46th Mayor of Roanoke, Virginia
- In office July 1, 2016 – December 31, 2024
- Preceded by: David A. Bowers
- Succeeded by: Joe Cobb

Personal details
- Born: 1952 or 1953 Danville, Virginia
- Party: Democratic
- Education: Virginia Union University

= Sherman Lea =

American politician

Sherman P. Lea Sr (born 1952 or 1953) is an American politician and community leader who served as the 46th mayor of Roanoke, Virginia, from July 1, 2016, to December 31, 2024. A longtime civic leader and advocate for youth, equity, and justice, Lea was one of the most prominent Black political figures in southwestern Virginia over the past two decades.
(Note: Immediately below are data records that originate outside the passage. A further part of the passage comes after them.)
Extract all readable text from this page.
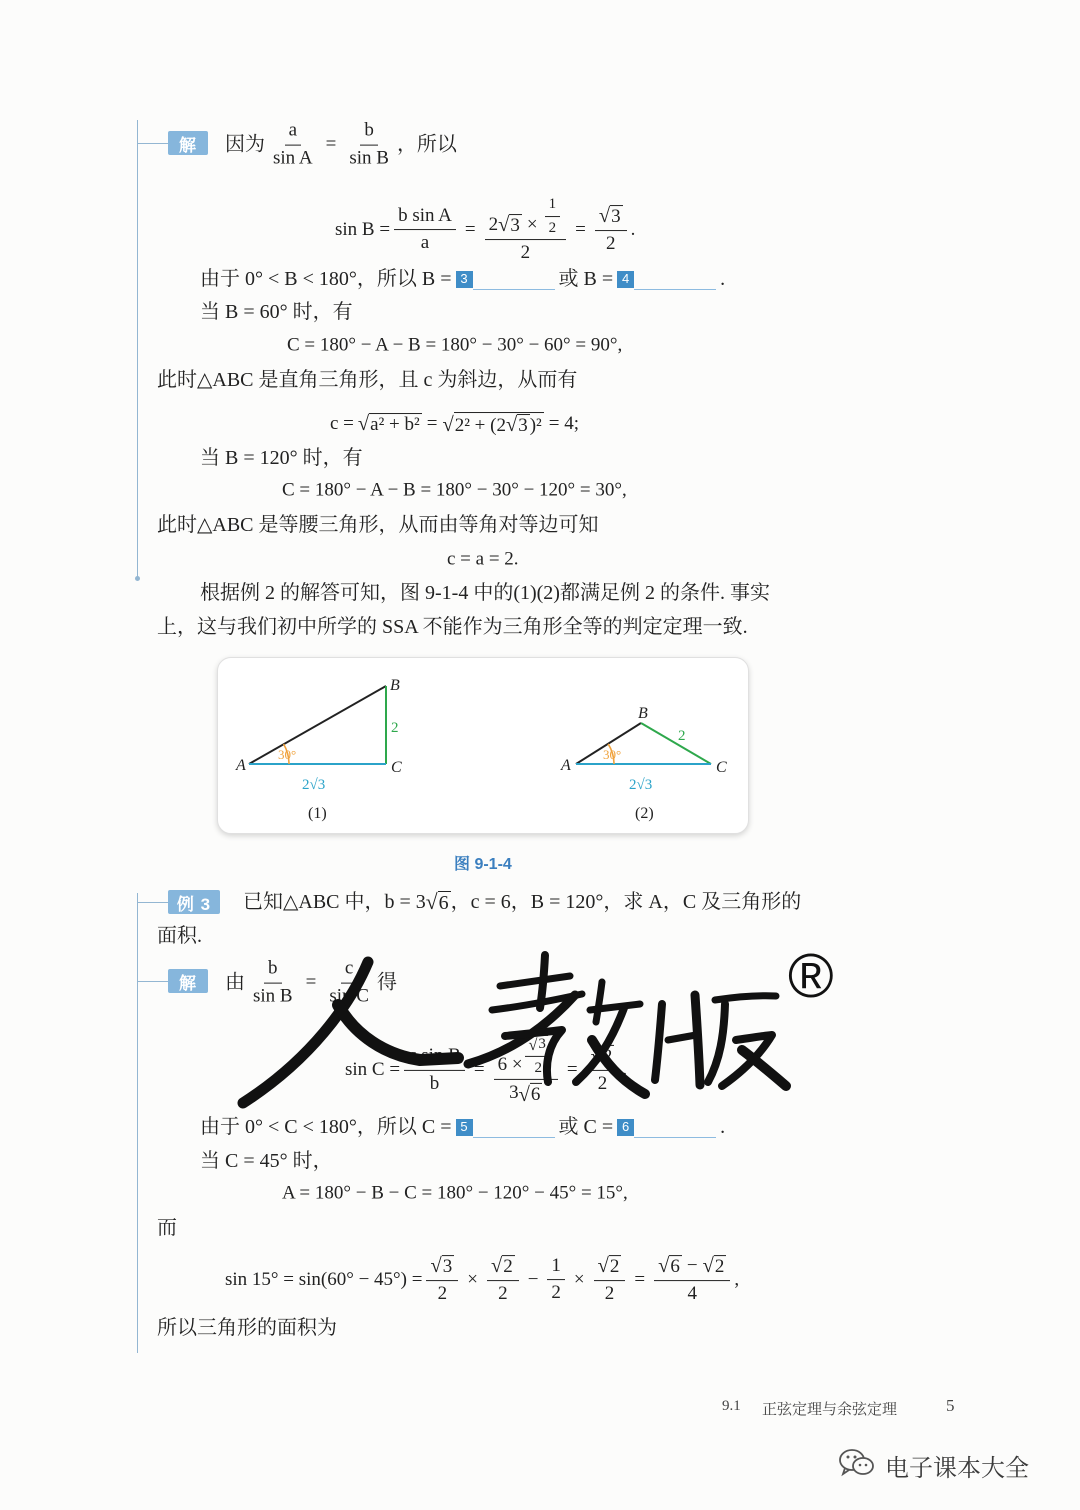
解	因为 $\frac{a}{\text{sin A}} = \frac{b}{\text{sin B}}$ ，所以
$\sin B = \frac{\text{b sin A}}{a} = \frac{2 √ 3 \times \frac{1}{2}}{2} = \frac{√ 3}{2}$ .
由于 0° < B < 180°，所以 B = 3	或 B = 4	.
当 B = 60° 时，有
C = 180° − A − B = 180° − 30° − 60° = 90°,
此时△ABC 是直角三角形，且 c 为斜边，从而有
c = √ a² + b² = √ 2² + (2 √ 3 )² = 4;
当 B = 120° 时，有
C = 180° − A − B = 180° − 30° − 120° = 30°,
此时△ABC 是等腰三角形，从而由等角对等边可知
c = a = 2.
根据例 2 的解答可知，图 9-1-4 中的(1)(2)都满足例 2 的条件. 事实
上，这与我们初中所学的 SSA 不能作为三角形全等的判定定理一致.
A
B
C
2
2√3
30°
(1)
A
B
C
2
2√3
30°
(2)
图 9-1-4
例 3	已知△ABC 中，b = 3 √ 6 ，c = 6，B = 120°，求 A，C 及三角形的
面积.
解	由 $\frac{b}{\text{sin B}} = \frac{c}{\text{sin C}}$ 得
$\sin C = \frac{\text{c sin B}}{b} = \frac{6 \times \frac{√ 3}{2}}{3 √ 6} = \frac{√ 2}{2}$ .
由于 0° < C < 180°，所以 C = 5	或 C = 6	.
当 C = 45° 时，
A = 180° − B − C = 180° − 120° − 45° = 15°,
而
$\sin 15^\circ = \sin(60^\circ - 45^\circ) = \frac{√ 3}{2} \times \frac{√ 2}{2} - \frac{1}{2} \times \frac{√ 2}{2} = \frac{√ 6 - √ 2}{4}$ ,
所以三角形的面积为
®
9.1 正弦定理与余弦定理	5
电子课本大全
He served on the Roanoke City School Board, the City Council, and the Virginia Parole Board over a 20-year public service career.

== Biography ==
Born in Danville, Virginia, around 1953, Lea was raised in a working-class family and developed a strong sense of service and leadership early in life. He attended Virginia Union University, a historically Black university in Richmond, where he played center for the Panthers football team and helped lead them to a CIAA Championship in 1973. He earned a bachelor’s degree in sociology and later pursued graduate work in urban studies at Old Dominion University.
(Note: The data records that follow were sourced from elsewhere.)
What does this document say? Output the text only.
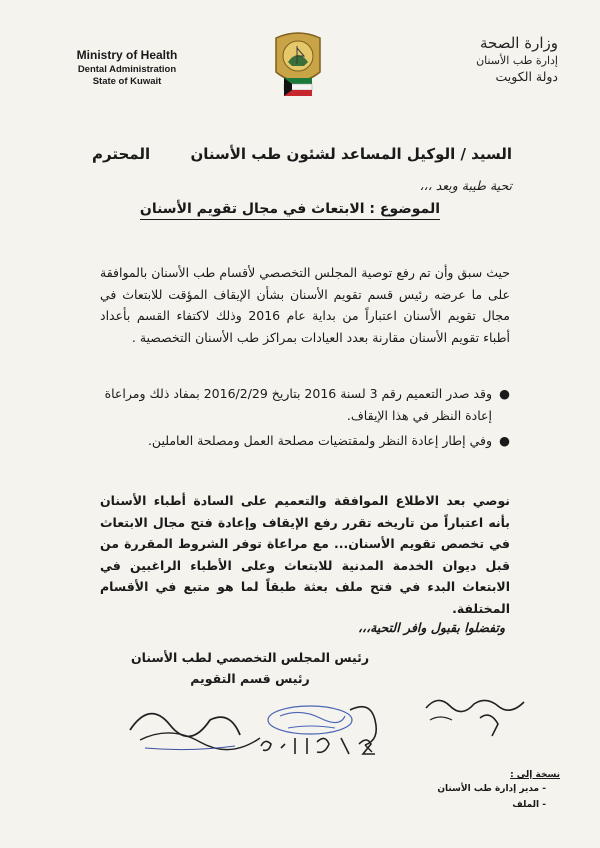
Ministry of Health
Dental Administration
State of Kuwait
وزارة الصحة
إدارة طب الأسنان
دولة الكويت
السيد / الوكيل المساعد لشئون طب الأسنان
المحترم
تحية طيبة وبعد ،،،
الموضوع : الابتعاث في مجال تقويم الأسنان
حيث سبق وأن تم رفع توصية المجلس التخصصي لأقسام طب الأسنان بالموافقة على ما عرضه رئيس قسم تقويم الأسنان بشأن الإيقاف المؤقت للابتعاث في مجال تقويم الأسنان اعتباراً من بداية عام 2016 وذلك لاكتفاء القسم بأعداد أطباء تقويم الأسنان مقارنة بعدد العيادات بمراكز طب الأسنان التخصصية .
●
وقد صدر التعميم رقم 3 لسنة 2016 بتاريخ 2016/2/29 بمفاد ذلك ومراعاة إعادة النظر في هذا الإيقاف.
●
وفي إطار إعادة النظر ولمقتضيات مصلحة العمل ومصلحة العاملين.
نوصي بعد الاطلاع الموافقة والتعميم على السادة أطباء الأسنان بأنه اعتباراً من تاريخه تقرر رفع الإيقاف وإعادة فتح مجال الابتعاث في تخصص تقويم الأسنان... مع مراعاة توفر الشروط المقررة من قبل ديوان الخدمة المدنية للابتعاث وعلى الأطباء الراغبين في الابتعاث البدء في فتح ملف بعثة طبقاً لما هو متبع في الأقسام المختلفة.
وتفضلوا بقبول وافر التحية،،،
رئيس المجلس التخصصي لطب الأسنان
رئيس قسم التقويم
نسخة إلى :
- مدير إدارة طب الأسنان
- الملف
Lea’s public service in Roanoke began with five years on the Roanoke City School Board, including one year as chairman. He was elected to the Roanoke City Council in 2004 and served multiple terms, including as Vice-Mayor from 2008 to 2010. In July 2016, he became the 46th Mayor of Roanoke, defeating incumbent David Bowers. Lea was reelected in 2020 and served until the end of 2024, choosing not to run for a third term.
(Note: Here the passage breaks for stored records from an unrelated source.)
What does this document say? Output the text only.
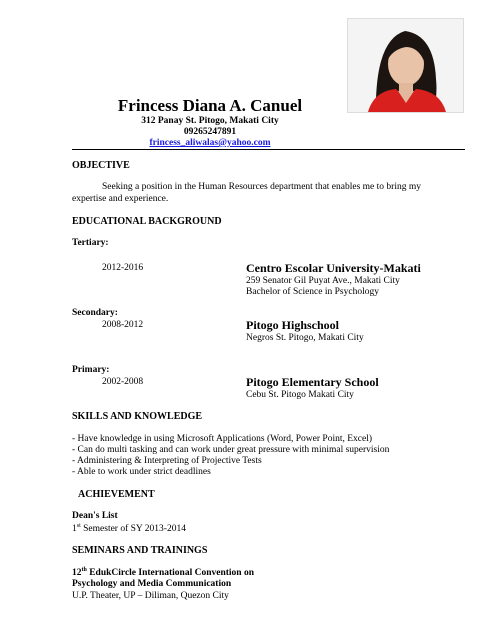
Frincess Diana A. Canuel
312 Panay St. Pitogo, Makati City
09265247891
frincess_aliwalas@yahoo.com
OBJECTIVE
Seeking a position in the Human Resources department that enables me to bring my
expertise and experience.
EDUCATIONAL BACKGROUND
Tertiary:
2012-2016	Centro Escolar University-Makati
259 Senator Gil Puyat Ave., Makati City
Bachelor of Science in Psychology
Secondary:
2008-2012	Pitogo Highschool
Negros St. Pitogo, Makati City
Primary:
2002-2008	Pitogo Elementary School
Cebu St. Pitogo Makati City
SKILLS AND KNOWLEDGE
- Have knowledge in using Microsoft Applications (Word, Power Point, Excel)
- Can do multi tasking and can work under great pressure with minimal supervision
- Administering & Interpreting of Projective Tests
- Able to work under strict deadlines
ACHIEVEMENT
Dean's List
1st Semester of SY 2013-2014
SEMINARS AND TRAININGS
12th EdukCircle International Convention on
Psychology and Media Communication
U.P. Theater, UP – Diliman, Quezon City
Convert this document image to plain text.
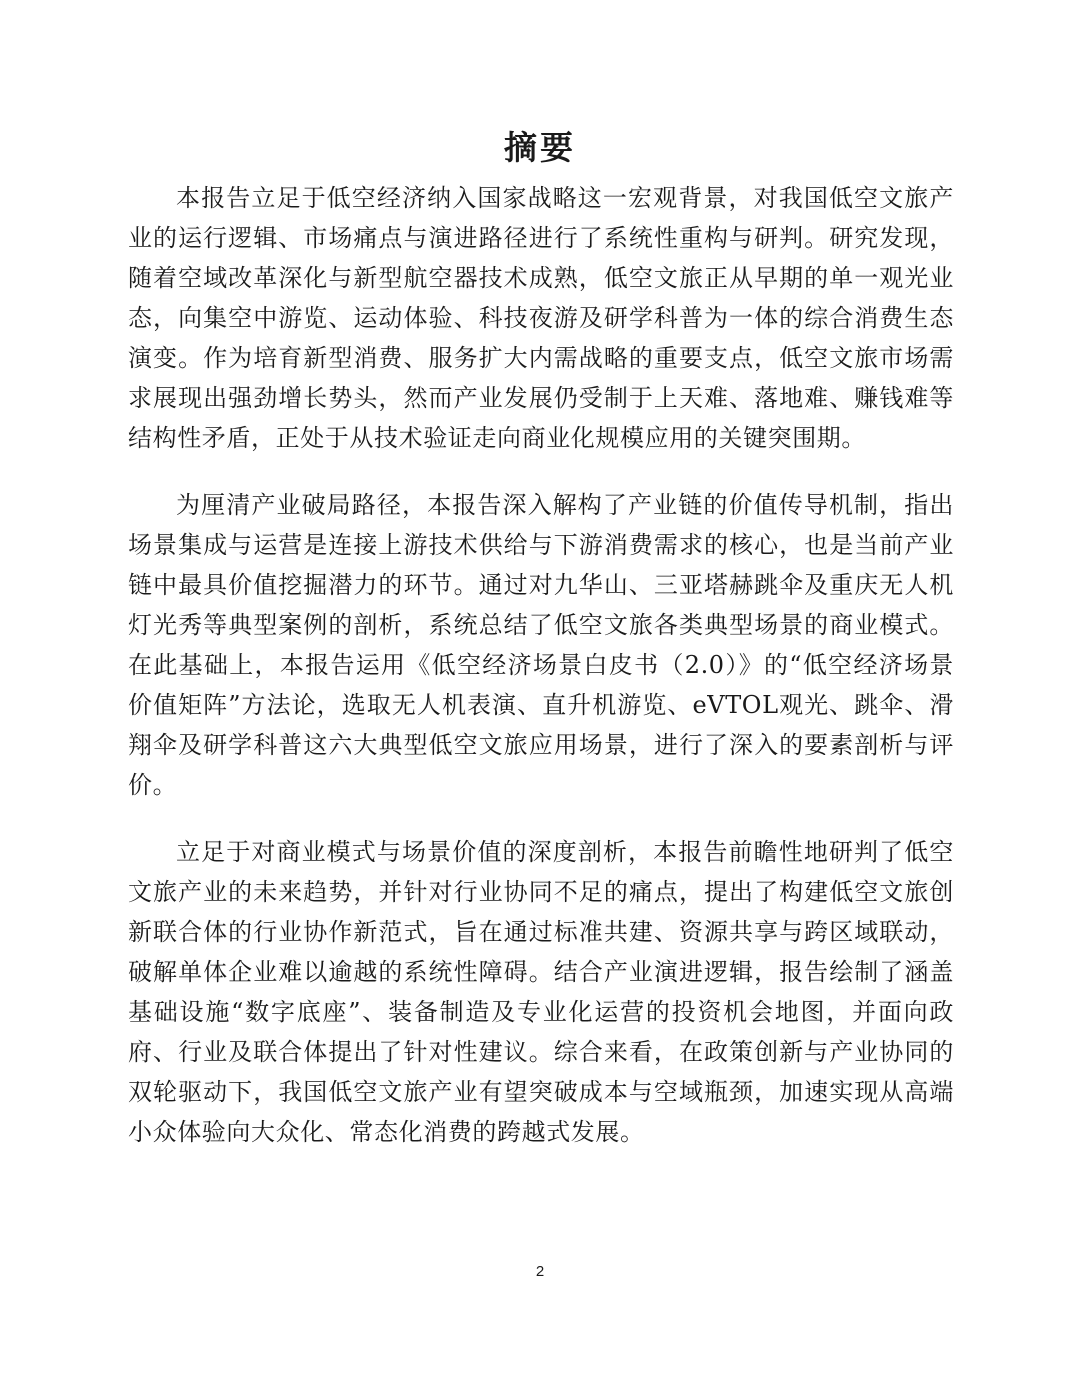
摘要

本报告立足于低空经济纳入国家战略这一宏观背景，对我国低空文旅产业的运行逻辑、市场痛点与演进路径进行了系统性重构与研判。研究发现，随着空域改革深化与新型航空器技术成熟，低空文旅正从早期的单一观光业态，向集空中游览、运动体验、科技夜游及研学科普为一体的综合消费生态演变。作为培育新型消费、服务扩大内需战略的重要支点，低空文旅市场需求展现出强劲增长势头，然而产业发展仍受制于上天难、落地难、赚钱难等结构性矛盾，正处于从技术验证走向商业化规模应用的关键突围期。

为厘清产业破局路径，本报告深入解构了产业链的价值传导机制，指出场景集成与运营是连接上游技术供给与下游消费需求的核心，也是当前产业链中最具价值挖掘潜力的环节。通过对九华山、三亚塔赫跳伞及重庆无人机灯光秀等典型案例的剖析，系统总结了低空文旅各类典型场景的商业模式。在此基础上，本报告运用《低空经济场景白皮书（2.0）》的“低空经济场景价值矩阵”方法论，选取无人机表演、直升机游览、eVTOL观光、跳伞、滑翔伞及研学科普这六大典型低空文旅应用场景，进行了深入的要素剖析与评价。

立足于对商业模式与场景价值的深度剖析，本报告前瞻性地研判了低空文旅产业的未来趋势，并针对行业协同不足的痛点，提出了构建低空文旅创新联合体的行业协作新范式，旨在通过标准共建、资源共享与跨区域联动，破解单体企业难以逾越的系统性障碍。结合产业演进逻辑，报告绘制了涵盖基础设施“数字底座”、装备制造及专业化运营的投资机会地图，并面向政府、行业及联合体提出了针对性建议。综合来看，在政策创新与产业协同的双轮驱动下，我国低空文旅产业有望突破成本与空域瓶颈，加速实现从高端小众体验向大众化、常态化消费的跨越式发展。

2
During his two terms as mayor, Lea presided over a period of sustained reinvestment and modernization in Roanoke. His administration championed long-range planning initiatives including City Plan 2040, Parks and Recreation Master Plan, and the Neighborhood Centers Plan. He helped usher in the return of Amtrak service, the redevelopment of downtown commercial spaces, and investments in youth sports, community policing, and gun violence prevention.

In 2023, Lea announced he would not seek re-election and stepped down at the end of his term in December 2024.